If you don't have any plumbing solder, heavy gage copper wire might work. Lacking both, just tape some gold Krugerrands to the rim.


----------



## Deferr (Jan 7, 2010)

mklotz  said:
			
		

> If the engine fails to run with the aluminum flywheel, you might try wrapping some turns of wire solder around the periphery of the flywheel to test the utility of a more "momentous" flywheel.



After some time in the shop I came to a similar conclusion. I will stick with the flywheel I have made for now. After the first test run, I will test a heavier flywheel out of curiosity (or necessity, we will see). 



			
				cobra428  said:
			
		

> Deferr,
> You could "shrink" a steel or brass ring over the outside of the alum flywheel.



I like this idea for a permanently heavier flywheel if necessary. 

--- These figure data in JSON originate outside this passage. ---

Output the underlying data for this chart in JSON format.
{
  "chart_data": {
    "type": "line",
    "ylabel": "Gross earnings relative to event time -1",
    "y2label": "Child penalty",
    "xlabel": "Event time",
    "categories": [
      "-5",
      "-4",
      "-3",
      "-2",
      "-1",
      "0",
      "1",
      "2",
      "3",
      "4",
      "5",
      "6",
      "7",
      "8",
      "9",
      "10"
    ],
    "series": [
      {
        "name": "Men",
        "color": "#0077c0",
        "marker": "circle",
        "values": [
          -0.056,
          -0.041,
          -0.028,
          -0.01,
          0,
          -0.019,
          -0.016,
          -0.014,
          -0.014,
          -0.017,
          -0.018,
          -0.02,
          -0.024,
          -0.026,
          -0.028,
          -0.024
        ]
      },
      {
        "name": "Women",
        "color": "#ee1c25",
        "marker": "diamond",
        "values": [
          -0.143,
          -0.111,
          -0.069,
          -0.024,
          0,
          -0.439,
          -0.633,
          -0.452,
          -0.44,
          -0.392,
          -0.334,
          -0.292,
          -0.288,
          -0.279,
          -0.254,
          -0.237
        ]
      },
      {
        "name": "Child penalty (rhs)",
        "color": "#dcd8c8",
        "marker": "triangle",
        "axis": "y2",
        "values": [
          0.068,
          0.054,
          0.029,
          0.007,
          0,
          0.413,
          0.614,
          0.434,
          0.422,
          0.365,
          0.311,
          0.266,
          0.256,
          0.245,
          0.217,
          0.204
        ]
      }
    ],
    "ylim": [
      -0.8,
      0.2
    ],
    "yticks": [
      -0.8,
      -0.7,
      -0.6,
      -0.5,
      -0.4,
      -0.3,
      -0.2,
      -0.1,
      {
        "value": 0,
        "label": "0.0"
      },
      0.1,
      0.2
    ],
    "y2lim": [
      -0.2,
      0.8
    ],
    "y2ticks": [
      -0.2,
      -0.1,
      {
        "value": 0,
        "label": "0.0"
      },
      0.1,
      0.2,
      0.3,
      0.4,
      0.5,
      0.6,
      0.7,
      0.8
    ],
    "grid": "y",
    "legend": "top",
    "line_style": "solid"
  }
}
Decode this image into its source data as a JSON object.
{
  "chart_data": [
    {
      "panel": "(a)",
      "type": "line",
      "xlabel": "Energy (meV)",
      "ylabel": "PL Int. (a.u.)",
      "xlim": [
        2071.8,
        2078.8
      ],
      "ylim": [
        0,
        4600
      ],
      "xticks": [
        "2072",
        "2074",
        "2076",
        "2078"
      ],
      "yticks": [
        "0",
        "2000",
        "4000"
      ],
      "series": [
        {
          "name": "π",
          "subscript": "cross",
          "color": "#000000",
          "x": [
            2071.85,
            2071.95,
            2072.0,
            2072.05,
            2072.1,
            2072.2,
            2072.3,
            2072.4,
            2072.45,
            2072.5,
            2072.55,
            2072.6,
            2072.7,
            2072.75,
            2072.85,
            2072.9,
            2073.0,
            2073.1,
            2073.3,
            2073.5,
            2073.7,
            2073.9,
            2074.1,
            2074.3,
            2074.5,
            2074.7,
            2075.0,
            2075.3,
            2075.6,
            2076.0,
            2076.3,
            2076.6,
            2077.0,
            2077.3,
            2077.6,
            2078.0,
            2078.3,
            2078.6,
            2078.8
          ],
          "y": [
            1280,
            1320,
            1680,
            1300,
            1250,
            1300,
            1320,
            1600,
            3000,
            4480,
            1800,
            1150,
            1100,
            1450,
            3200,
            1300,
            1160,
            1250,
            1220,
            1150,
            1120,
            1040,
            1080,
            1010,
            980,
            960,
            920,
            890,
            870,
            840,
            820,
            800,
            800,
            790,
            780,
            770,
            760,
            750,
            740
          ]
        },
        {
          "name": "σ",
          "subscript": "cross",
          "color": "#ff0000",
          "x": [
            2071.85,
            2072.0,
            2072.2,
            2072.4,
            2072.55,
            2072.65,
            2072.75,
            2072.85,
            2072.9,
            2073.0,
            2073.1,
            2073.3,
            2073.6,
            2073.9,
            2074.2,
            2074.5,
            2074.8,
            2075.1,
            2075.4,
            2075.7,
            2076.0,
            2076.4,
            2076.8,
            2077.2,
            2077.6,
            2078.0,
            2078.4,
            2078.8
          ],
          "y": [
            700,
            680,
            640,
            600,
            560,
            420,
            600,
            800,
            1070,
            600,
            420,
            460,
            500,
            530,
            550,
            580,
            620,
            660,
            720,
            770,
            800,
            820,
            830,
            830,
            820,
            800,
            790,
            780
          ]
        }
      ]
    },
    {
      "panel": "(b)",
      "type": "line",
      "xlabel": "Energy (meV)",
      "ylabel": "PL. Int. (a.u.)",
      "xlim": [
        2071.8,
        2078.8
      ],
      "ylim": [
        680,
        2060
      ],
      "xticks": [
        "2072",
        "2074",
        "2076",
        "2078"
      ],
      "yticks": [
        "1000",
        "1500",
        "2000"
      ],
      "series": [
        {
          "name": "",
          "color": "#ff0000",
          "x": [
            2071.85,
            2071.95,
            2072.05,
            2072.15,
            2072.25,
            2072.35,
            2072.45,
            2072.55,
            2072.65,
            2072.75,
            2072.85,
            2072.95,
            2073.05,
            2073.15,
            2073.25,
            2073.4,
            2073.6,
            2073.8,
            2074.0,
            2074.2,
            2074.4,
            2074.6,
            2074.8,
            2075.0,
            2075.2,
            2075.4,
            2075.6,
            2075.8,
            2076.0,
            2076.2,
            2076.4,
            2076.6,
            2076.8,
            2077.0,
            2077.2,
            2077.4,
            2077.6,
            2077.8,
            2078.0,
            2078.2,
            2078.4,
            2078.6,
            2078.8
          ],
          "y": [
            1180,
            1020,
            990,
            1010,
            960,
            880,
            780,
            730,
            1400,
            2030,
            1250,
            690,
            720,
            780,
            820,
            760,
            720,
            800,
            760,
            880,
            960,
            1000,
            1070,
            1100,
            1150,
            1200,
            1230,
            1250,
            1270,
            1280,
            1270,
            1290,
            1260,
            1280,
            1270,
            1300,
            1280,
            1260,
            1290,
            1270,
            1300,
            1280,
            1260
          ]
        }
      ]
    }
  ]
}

Thanks guys! I will have pictures of progress tomorrow evening I promise. Our camera doesn't work too well as of late (they don't like being dropped on the lens). We are replacing it tomorrow evening and I will share pictures.


----------



## NickG (Jan 8, 2010)

Deferr,

When I tried the aluminium flywheel on mine it had too low a moment of inertia. But the stirling has 2 power strokes per rev so you might get away with it. It will fly along that's for sure!

Nick


----------



## kustomkb (Jan 8, 2010)

Looking great!

As yourself and others suggested, I too added brass inserts as well as a SS ring to my Al flywheel;






Which book are these plans from?

Thanks.


----------



## NickG (Jan 8, 2010)

Brass inserts look great and you can take them out and tweak it as necessary - you could also use it to balance the assembly too!

Nick


----------



## Deferr (Jan 14, 2010)

I have done quite a bit of work on the lathe lately. Not so much on the Ringbom. I am still getting the lathe tweaked and setup as I go. I have a feeling this will be a continuous process. As for the work on the Tapper, I made the base tonight so I was able to get some more mockup shots of what the engine will look like. Now for the action shots.

First I squared the stock up and laid out where the support mounting holes were to go. 





Next I used my brand new 4 jaw chuck to drill the holes as laid out. Here is the setup in the lathe.





So far everything fits and rotates very freely. We will see how the piston cylinder works out when I get a chance to make the top mounting plate.


----------



## Deferr (Jan 14, 2010)

kustomkb  said:
			
		

> Which book are these plans from?
> 
> Thanks.



Miniature Ringbom Engines by James R. Senft. I highly recommend his books.


----------



## zeeprogrammer (Jan 14, 2010)

Deferr  said:
			
		

> I am still getting the lathe tweaked and setup as I go. I have a feeling this will be a continuous process.



Not a feeling. Is truth. 

Looking good Defer.


----------



## rleete (Feb 2, 2010)

Any recent progress to report?


----------



## Deferr (Apr 19, 2011)

As it warms up I have been organizing the shop in order to continue work on my Tapper engine. I started the cold end of the displacer cylinder yesterday. 

First I faced and trued up the bottom of the cold end.








Next I drilled the 3/8 hole for the displacer rod bushing.






Up next:

Boring the displacer cylinder
Internal 3/4 - 40 thread
Cooling fins


----------



## tony_m_baker (Dec 14, 2013)

Take it light, slow and easy. Use plenty of oil.


----------